The latest attack comes amid mounting social tensions and escalating French participation in US-led military operations in the Middle East, leading to warnings by security agencies of likely terrorist responses. Last week, comments made in May by Patrick Calvar, head of the French General Directorate for Internal Security (DGSI) were publicly released. He spoke of possible attacks by Islamic State, including car bombings and the use of explosive devices.
In his Bastille Day speech earlier yesterday, Hollande announced that France would step-up its operations against Islamic State, particularly targeting the city of Mosul. “We have to show great firmness in relation to the actions we are undertaking in Syria and Iraq and I have announced and we are going to reinforce the support we are giving to the Iraqis in order to retake Mosul,” he declared.
The French president said the country was not carrying out a ground intervention, but “there will be French military advisors present.”
Like the US, the French government has actively backed Islamist groups in a bid to topple the Syrian regime of Bashar al-Assad. However, Washington viewed Islamic State’s advance into Iraq during 2014 as a threat to the US-backed government and its dominance of Iraqi oil and resources. The US and its allies, including France, have waged an air war on the Islamic State, while continuing to back other Islamist forces within Syria.
In his speech, Hollande also pointed to the growth of social tensions within France and a mounting political crisis, declaring: “I must protect France, it’s fragile, it can crack at any moment.” He said his government would end the “state of emergency” after July 26, and reduce expanded police numbers put in place after the Paris attacks.
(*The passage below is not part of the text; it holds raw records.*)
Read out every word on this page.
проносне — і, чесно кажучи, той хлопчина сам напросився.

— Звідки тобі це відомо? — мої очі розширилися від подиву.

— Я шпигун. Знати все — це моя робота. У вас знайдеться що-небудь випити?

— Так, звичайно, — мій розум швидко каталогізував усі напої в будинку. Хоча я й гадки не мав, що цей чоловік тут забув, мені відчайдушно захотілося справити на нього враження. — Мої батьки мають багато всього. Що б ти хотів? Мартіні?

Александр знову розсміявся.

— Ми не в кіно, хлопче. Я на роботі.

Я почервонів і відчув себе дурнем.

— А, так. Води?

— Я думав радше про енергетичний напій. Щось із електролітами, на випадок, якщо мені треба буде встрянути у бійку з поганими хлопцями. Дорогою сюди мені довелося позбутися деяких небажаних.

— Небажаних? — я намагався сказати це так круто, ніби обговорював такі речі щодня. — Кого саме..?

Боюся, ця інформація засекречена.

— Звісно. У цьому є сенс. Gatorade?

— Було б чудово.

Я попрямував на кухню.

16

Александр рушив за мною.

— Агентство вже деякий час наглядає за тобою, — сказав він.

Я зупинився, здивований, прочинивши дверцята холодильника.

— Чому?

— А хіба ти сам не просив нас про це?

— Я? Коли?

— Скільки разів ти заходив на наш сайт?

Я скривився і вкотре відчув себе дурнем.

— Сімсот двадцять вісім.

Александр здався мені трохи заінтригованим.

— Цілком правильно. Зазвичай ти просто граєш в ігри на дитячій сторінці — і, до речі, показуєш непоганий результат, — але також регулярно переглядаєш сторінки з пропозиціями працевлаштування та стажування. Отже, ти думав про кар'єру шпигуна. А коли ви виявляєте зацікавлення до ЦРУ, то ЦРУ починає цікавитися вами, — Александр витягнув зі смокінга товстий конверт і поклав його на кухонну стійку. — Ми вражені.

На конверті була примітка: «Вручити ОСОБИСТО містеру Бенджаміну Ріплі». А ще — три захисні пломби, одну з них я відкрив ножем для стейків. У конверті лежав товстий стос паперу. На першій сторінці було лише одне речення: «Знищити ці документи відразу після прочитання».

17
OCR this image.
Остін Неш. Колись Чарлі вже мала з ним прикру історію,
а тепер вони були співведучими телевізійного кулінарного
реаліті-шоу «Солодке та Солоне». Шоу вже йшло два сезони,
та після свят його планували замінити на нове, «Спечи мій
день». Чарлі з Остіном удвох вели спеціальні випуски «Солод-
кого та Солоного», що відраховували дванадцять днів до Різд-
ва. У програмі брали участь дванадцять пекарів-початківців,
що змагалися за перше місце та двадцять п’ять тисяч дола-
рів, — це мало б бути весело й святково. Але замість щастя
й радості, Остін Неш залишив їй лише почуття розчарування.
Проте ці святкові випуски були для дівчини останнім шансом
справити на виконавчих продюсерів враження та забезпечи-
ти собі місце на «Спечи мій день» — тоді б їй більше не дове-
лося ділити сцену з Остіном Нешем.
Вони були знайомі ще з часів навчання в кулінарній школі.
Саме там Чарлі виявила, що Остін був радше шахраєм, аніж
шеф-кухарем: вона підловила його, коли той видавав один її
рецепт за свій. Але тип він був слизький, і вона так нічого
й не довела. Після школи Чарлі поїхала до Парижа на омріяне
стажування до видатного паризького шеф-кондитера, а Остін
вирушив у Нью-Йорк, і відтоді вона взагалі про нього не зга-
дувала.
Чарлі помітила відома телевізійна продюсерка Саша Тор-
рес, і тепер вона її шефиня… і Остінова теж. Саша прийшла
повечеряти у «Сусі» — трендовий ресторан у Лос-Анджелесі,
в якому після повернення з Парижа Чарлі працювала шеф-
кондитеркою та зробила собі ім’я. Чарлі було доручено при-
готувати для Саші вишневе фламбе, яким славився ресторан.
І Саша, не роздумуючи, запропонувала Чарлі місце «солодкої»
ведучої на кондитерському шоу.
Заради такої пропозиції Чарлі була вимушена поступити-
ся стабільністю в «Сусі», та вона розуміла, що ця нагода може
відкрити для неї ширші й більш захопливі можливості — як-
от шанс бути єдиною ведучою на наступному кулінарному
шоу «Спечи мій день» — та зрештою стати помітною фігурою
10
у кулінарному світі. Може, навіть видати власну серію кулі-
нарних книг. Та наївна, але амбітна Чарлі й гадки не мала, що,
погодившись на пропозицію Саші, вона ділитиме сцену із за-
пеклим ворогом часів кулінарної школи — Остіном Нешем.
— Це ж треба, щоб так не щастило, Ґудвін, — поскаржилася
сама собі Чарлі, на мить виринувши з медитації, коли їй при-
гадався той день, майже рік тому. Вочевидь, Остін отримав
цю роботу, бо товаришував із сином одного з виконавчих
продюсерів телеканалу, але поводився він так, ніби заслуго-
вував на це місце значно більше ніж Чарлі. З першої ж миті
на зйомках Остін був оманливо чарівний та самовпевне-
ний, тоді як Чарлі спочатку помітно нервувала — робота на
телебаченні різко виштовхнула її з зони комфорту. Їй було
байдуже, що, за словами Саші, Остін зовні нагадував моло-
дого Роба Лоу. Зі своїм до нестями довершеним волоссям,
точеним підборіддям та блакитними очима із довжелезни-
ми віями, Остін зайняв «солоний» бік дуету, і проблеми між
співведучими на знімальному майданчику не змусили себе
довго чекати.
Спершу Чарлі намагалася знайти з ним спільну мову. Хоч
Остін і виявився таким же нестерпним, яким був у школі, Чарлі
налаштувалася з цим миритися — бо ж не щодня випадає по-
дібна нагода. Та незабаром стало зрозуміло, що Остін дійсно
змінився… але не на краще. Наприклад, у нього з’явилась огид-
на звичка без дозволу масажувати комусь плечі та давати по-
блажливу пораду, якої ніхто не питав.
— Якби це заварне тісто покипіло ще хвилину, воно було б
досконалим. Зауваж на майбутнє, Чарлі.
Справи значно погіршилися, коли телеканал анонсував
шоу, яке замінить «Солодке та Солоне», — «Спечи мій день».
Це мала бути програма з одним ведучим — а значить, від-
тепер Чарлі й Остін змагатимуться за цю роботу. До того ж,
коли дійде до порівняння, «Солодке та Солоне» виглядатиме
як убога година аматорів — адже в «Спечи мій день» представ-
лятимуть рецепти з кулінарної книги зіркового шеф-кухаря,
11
“We can’t prolong the state of emergency forever,” Hollande stated. “That would make no sense. It would mean that we were no longer a republic with laws which can apply in all circumstances.”
Hours later, he invoked the Nice atrocity to extend the extraordinary powers for another three months. He invited military volunteers to assist the police, and declared that there would be no reduction in police or military numbers.